Si spoglia nel campus, cresce la paura per la giovane iraniana
Iran Gli attivisti la cercano mentre il paese si divide tra «disturbo mentale» e protesta. Il Nobel Mohammadi: «Le donne non si piegano». Un’avvocata al manifesto: «Qualunque sia la causa, le leggi sono ingiuste»
Iran Gli attivisti la cercano mentre il paese si divide tra «disturbo mentale» e protesta. Il Nobel Mohammadi: «Le donne non si piegano». Un’avvocata al manifesto: «Qualunque sia la causa, le leggi sono ingiuste»
Tre giorni fa è apparso sui social network il video di una studentessa iraniana che si è spogliata nell’Unità di Scienza e Ricerca dell’Università Azad di Teheran. Un atto dirompente, considerando che nel paese vige l’obbligo dell’indumento islamico per le donne. Gli oppositori affermano che si sia trattato di un’azione di protesta, mentre i dirigenti dell’università sostengono che sia stata l’azione di una ragazza con un «disturbo mentale».
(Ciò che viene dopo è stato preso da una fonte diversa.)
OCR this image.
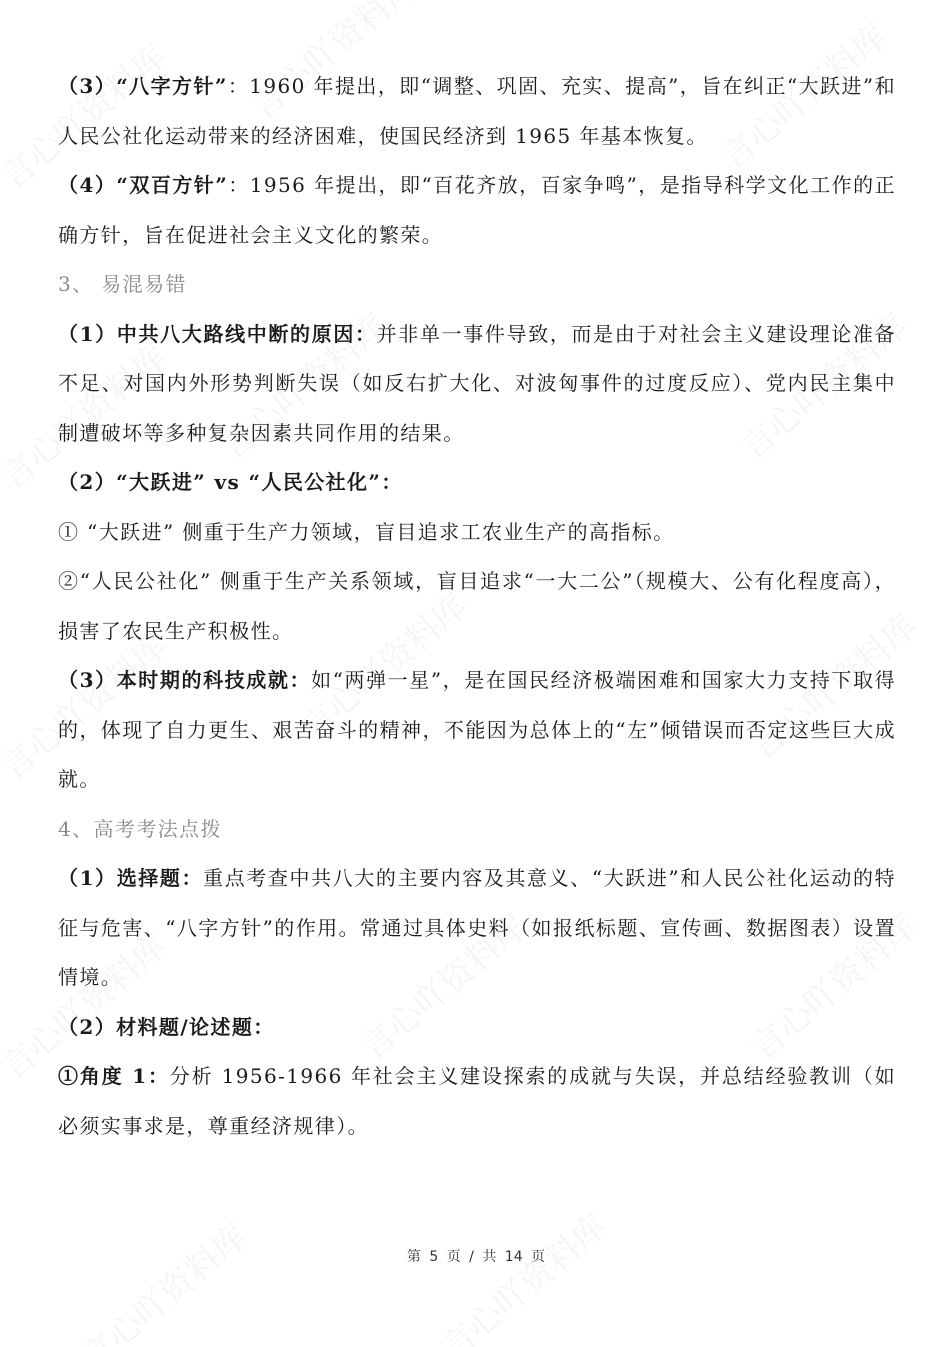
（3）“八字方针”：1960 年提出，即“调整、巩固、充实、提高”，旨在纠正“大跃进”和人民公社化运动带来的经济困难，使国民经济到 1965 年基本恢复。

（4）“双百方针”：1956 年提出，即“百花齐放，百家争鸣”，是指导科学文化工作的正确方针，旨在促进社会主义文化的繁荣。

3、 易混易错

（1）中共八大路线中断的原因：并非单一事件导致，而是由于对社会主义建设理论准备不足、对国内外形势判断失误（如反右扩大化、对波匈事件的过度反应）、党内民主集中制遭破坏等多种复杂因素共同作用的结果。

（2）“大跃进” vs “人民公社化”：

① “大跃进” 侧重于生产力领域，盲目追求工农业生产的高指标。

②“人民公社化” 侧重于生产关系领域，盲目追求“一大二公”（规模大、公有化程度高），损害了农民生产积极性。

（3）本时期的科技成就：如“两弹一星”，是在国民经济极端困难和国家大力支持下取得的，体现了自力更生、艰苦奋斗的精神，不能因为总体上的“左”倾错误而否定这些巨大成就。

4、高考考法点拨

（1）选择题：重点考查中共八大的主要内容及其意义、“大跃进”和人民公社化运动的特征与危害、“八字方针”的作用。常通过具体史料（如报纸标题、宣传画、数据图表）设置情境。

（2）材料题/论述题：

①角度 1：分析 1956-1966 年社会主义建设探索的成就与失误，并总结经验教训（如必须实事求是，尊重经济规律）。

第 5 页 / 共 14 页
NEL PRIMO VIDEO, girato dalle studentesse da una finestra adiacente, si vede Ahoo Daryaei in biancheria intima, seduta nel cortile dell’università, apparentemente mentre discute con gli agenti di sicurezza. Non si notano i giovani violenti affiliati al Basij, la forza paramilitare che in passato ha represso gli studenti anche per molto meno. Mentre i servizi di sicurezza si attardano nel tentativo di intervenire, la ragazza si allontana camminando con calma.
In un secondo video, ripreso da molto lontano, si vede la ragazza continuare a camminare per strada e fare un gesto come se si togliesse gli slip. Poco dopo, viene fermata dalle forze di sicurezza e caricata su un veicolo. Nel video si sente lo stupore delle autrici del video e la loro paura quando la ragazza viene fermata.
Alcuni noti I personaggi di opposizione considerano l’azione come un «atto di protesta radicale contro l’hijab forzato». L’account Instagram di Narges Mohammadi, Nobel per la Pace detenuta in carcere a Teheran, scrive: «Le donne pagano il prezzo della sfida, ma non si piegano alla forza. Il corpo della donna che protesta all’università diventa un simbolo di ribellione e dell’intensità della rabbia».
Nel frattempo, l’agenzia di stampa studentesca, nota per le sue posizioni radicali, paragona l’atto a una «operazione terroristica». In un comunicato, il collettivo dell’università definisce l’atto come «un comportamento contrario ai costumi e alla dignità di uno studente nel cortile dell’università», «non è un luogo per comportamenti bassi e umilianti».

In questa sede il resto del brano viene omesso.